Datto appliances have always implemented a check-in system which allows them to phone home to Datto’s central servers every 10 minutes. We updated that mechanism to check if the trusted root certificate on our private certificate authority was new and, if it was, have the device run a command to download the new certificate. This command would wait a random length of time before actually downloading the new certificate so that the distribution over time of devices hitting our certificate authority would be fairly smooth. This would allow us to push out a new trusted root certificate to our appliances without DDoSing ourselves.
Finally, we realized that even with the two changes described above, backups would still fail if the rollout of these certificates was not sequenced properly. If a backup agent was to receive the new trusted root certificate from our CA before the agent was updated, the backup appliance would reject any communications with the agent, and vice-versa. When you’re responsible for the business continuity of hundreds of thousands of end users in the event of ransomware or other disasters, failed backups are not an option. Our solution was to introduce a fallback mechanism on our backup appliances which ensures that backups cannot fail because of this certificate rollout.
With this solution we modified the software running on our back appliances to save all previous certificates received from our certificate authority as it downloaded new ones. We also modified the software to try all of these certificate sets in descending date order until one of the sets enabled the successful communication with a given agent! As part of this, we ensured that the cadence in which the agent checked for new certificates was much slower than the cadence that the backup device checked for new certificates and also released the new certificates to backup devices first. This ensured that our backup appliances would receive the new certificates first, that they would be able to utilize this new fallback mechanism in their communications to the agents, and that backups would not fail due to the certificate transition.
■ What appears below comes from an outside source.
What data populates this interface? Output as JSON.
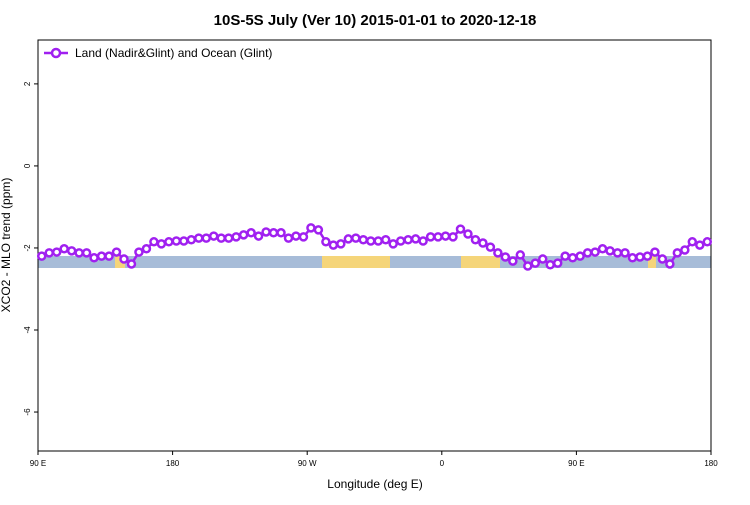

In order to ensure a successful transition to the updated certificate, it was critical that we monitor the rollout as it was proceeding. We accomplished this by having our backup devices report back to our cloud a variety of information, including an identifier representing the exact trusted root certificate the backup appliance had most recently received from the CA. Our devices also included a list of agents on that system that were falling back to the old certificate. This allowed us to quickly identify situations such as agents which could not update for one reason or another which, in turn, allowed our exceptional support team to reach out to partners who were responsible for these systems.
As early May approached, we closely monitored our analytics as the rollout of these certificates proceeded. Notwithstanding the fact that we had modified every single Datto backup appliance and every backup agent running on our customers’ servers, we measured no noticeable increase in either backup failure or support call volume. A risky operation that could have led to a disaster ended up with just kind of a shrug. And that is exactly the way we wanted it to happen. Go Datto!
The good news is that all of the work we accomplished over the last year will make the next transition even easier when our trusted root certificate expires once again!